Author page @ Amazon
Barbara Hawkins started writing a pseudo-memoir about her time spent in Guatemala during the 1970’s-1980’s civil war. It was too close to her heart, so she had to switch to something she wanted to tell a story about but also had a worthwhile message. Her father had always wanted to write a book about the time he’d spent in World War II but died before he could reach that goal. So she thought she’d give it a try.
She knew he was stationed in Sri Lanka, but she didn't find much to write about there. So she gravitated to what she knew best, engineering and jungles. The story of the Afro-American construction regiment building Stilwell’s Road grabbed her attention and who could not be mesmerized by American’s first guerrilla supported units: Merrill’s Marauders and the Mars Task Force? Half-way through the book her sister found her dad’s diary from the War. He was actually in the Mars Task Force. The scene with Lt. Jack Knight was taken from his diary and the ending was from a conversation she had with her dad just before he died. Having given a promise to keep his WWII missions a secret for fifty years, it was the only time her father spoke of the War.

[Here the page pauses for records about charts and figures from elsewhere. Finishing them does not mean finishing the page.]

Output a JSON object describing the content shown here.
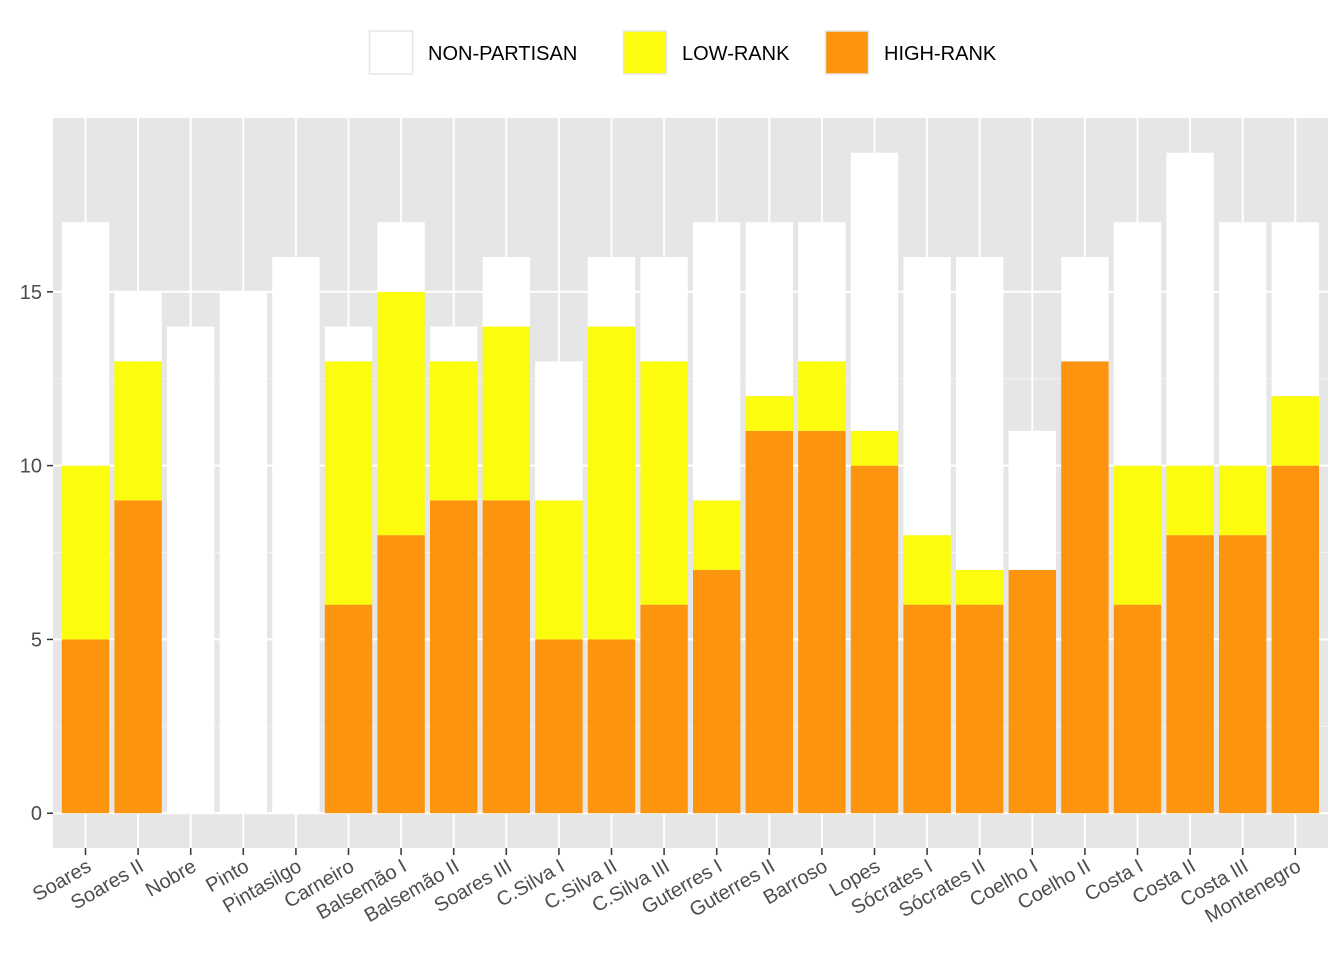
{
  "chart_data": {
    "type": "bar",
    "stacked": true,
    "categories": [
      "Soares",
      "Soares II",
      "Nobre",
      "Pinto",
      "Pintasilgo",
      "Carneiro",
      "Balsemão I",
      "Balsemão II",
      "Soares III",
      "C.Silva I",
      "C.Silva II",
      "C.Silva III",
      "Guterres I",
      "Guterres II",
      "Barroso",
      "Lopes",
      "Sócrates I",
      "Sócrates II",
      "Coelho I",
      "Coelho II",
      "Costa I",
      "Costa II",
      "Costa III",
      "Montenegro"
    ],
    "series": [
      {
        "name": "HIGH-RANK",
        "color": "#fc940f",
        "values": [
          5,
          9,
          0,
          0,
          0,
          6,
          8,
          9,
          9,
          5,
          5,
          6,
          7,
          11,
          11,
          10,
          6,
          6,
          7,
          13,
          6,
          8,
          8,
          10
        ]
      },
      {
        "name": "LOW-RANK",
        "color": "#fcfc0f",
        "values": [
          5,
          4,
          0,
          0,
          0,
          7,
          7,
          4,
          5,
          4,
          9,
          7,
          2,
          1,
          2,
          1,
          2,
          1,
          0,
          0,
          4,
          2,
          2,
          2
        ]
      },
      {
        "name": "NON-PARTISAN",
        "color": "#ffffff",
        "values": [
          7,
          2,
          14,
          15,
          16,
          1,
          2,
          1,
          2,
          4,
          2,
          3,
          8,
          5,
          4,
          8,
          8,
          9,
          4,
          3,
          7,
          9,
          7,
          5
        ]
      }
    ],
    "legend_order": [
      "NON-PARTISAN",
      "LOW-RANK",
      "HIGH-RANK"
    ],
    "legend_position": "top",
    "y_ticks": [
      "0",
      "5",
      "10",
      "15"
    ],
    "ylim": [
      -1,
      20
    ],
    "grid": true,
    "title": "",
    "xlabel": "",
    "ylabel": ""
  }
}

Ms. Hawkins holds BS degrees from the University of Minnesota where she studied Botany and Mathematics. She taught mathematics and science in High School until she realized she hated being a disciplinarian. From there she traveled to jungles in Latin America collecting plant specimens for several universities. She also has a MS in Civil Engineering. For the last twenty-five-years she has worked as a professional engineer. Her hobbies vary from cooking and yoga to bicycling and adventure travel.